Either we need to pay more......

Or prosecute more is the question. Obviously these guys don't work for us.


Still the Best Congress Money Can Buy - NYTimes.com
t’s an industry that can buy politicians as easily as it does dwarfs, which is why government has tilted the playing field ever more in its direction for three decades. Now corporations of all kinds can buy more of Washington than before, thanks to the Supreme Court’s Citizens United decision and to the rise of outside “nonprofit groups” that can legally front for those who prefer to donate anonymously. The money laundering at the base of Tom DeLay’s conviction by a Texas jury last week — his circumventing of the state’s post-Gilded Age law forbidding corporate campaign contributions directly to candidates — is now easily and legally doable at the national level.
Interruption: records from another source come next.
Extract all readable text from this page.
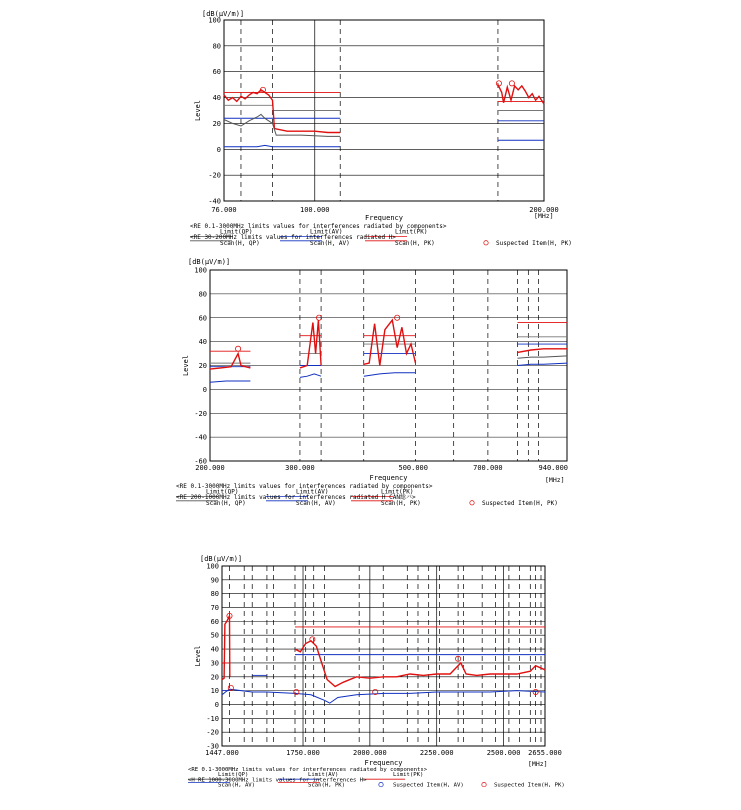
100
80
60
40
20
0
-20
-40
76.000	100.000	200.000
[dB(μV/m)]
Level
Frequency	[MHz]
<RE 0.1-3000MHz limits values for interferences radiated by components>
Limit(QP)	Limit(AV)	Limit(PK)
<RE 30-200MHz limits values for interferences radiated H>
Scan(H, QP)	Scan(H, AV)	Scan(H, PK)	Suspected Item(H, PK)
100
80
60
40
20
0
-20
-40
-60
200.000	300.000	500.000	700.000	940.000
[dB(μV/m)]
Level
Frequency	[MHz]
<RE 0.1-3000MHz limits values for interferences radiated by components>
Limit(QP)	Limit(AV)	Limit(PK)
<RE 200-1000MHz limits values for interferences radiated H CAN総バ>
Scan(H, QP)	Scan(H, AV)	Scan(H, PK)	Suspected Item(H, PK)
100
90
80
70
60
50
40
30
20
10
0
-10
-20
-30
1447.000	1750.000	2000.000	2250.000	2500.000 2655.000
[dB(μV/m)]
Level
Frequency	[MHz]
<RE 0.1-3000MHz limits values for interferences radiated by components>
Limit(QP)	Limit(AV)	Limit(PK)
<H RE 1000-3000MHz limits values for interferences H>
Scan(H, AV)	Scan(H, PK)	Suspected Item(H, AV)	Suspected Item(H, PK)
There are plenty of Americans who don’t endorse Stewart’s indictment of cable news; there’s even a reasonably large group that doesn’t buy Beck’s perceived shortfall in American religiosity. But seemingly everyone is aggrieved about the hijacking of the political system by anonymous special interests. The most recent Times-CBS News poll found that an extraordinary 92 percent of Americans want full disclosure of campaign contributors — far many more than, say, believe in evolution. But they will not get their wish anytime soon. “I don’t think we can put the genie back in the bottle,” said David Axelrod as the Democrats prepared to play catch-up to the G.O.P.’s 2010 mastery of outside groups and clandestine corporate corporations.

The story of recent corporate political donations — which we may never learn in its entirety — is just beginning to be told. Bloomberg News reported after Election Day that the United States Chamber of Commerce’s anti-Democratic war chest included a mind-boggling $86 million contribution from the insurance lobby to fight the health care bill. The Times has identified other big chamber donors as Prudential Financial, Goldman Sachs and Chevron. These are hardly the small businesses that the chamber’s G.O.P. allies claim to be championing.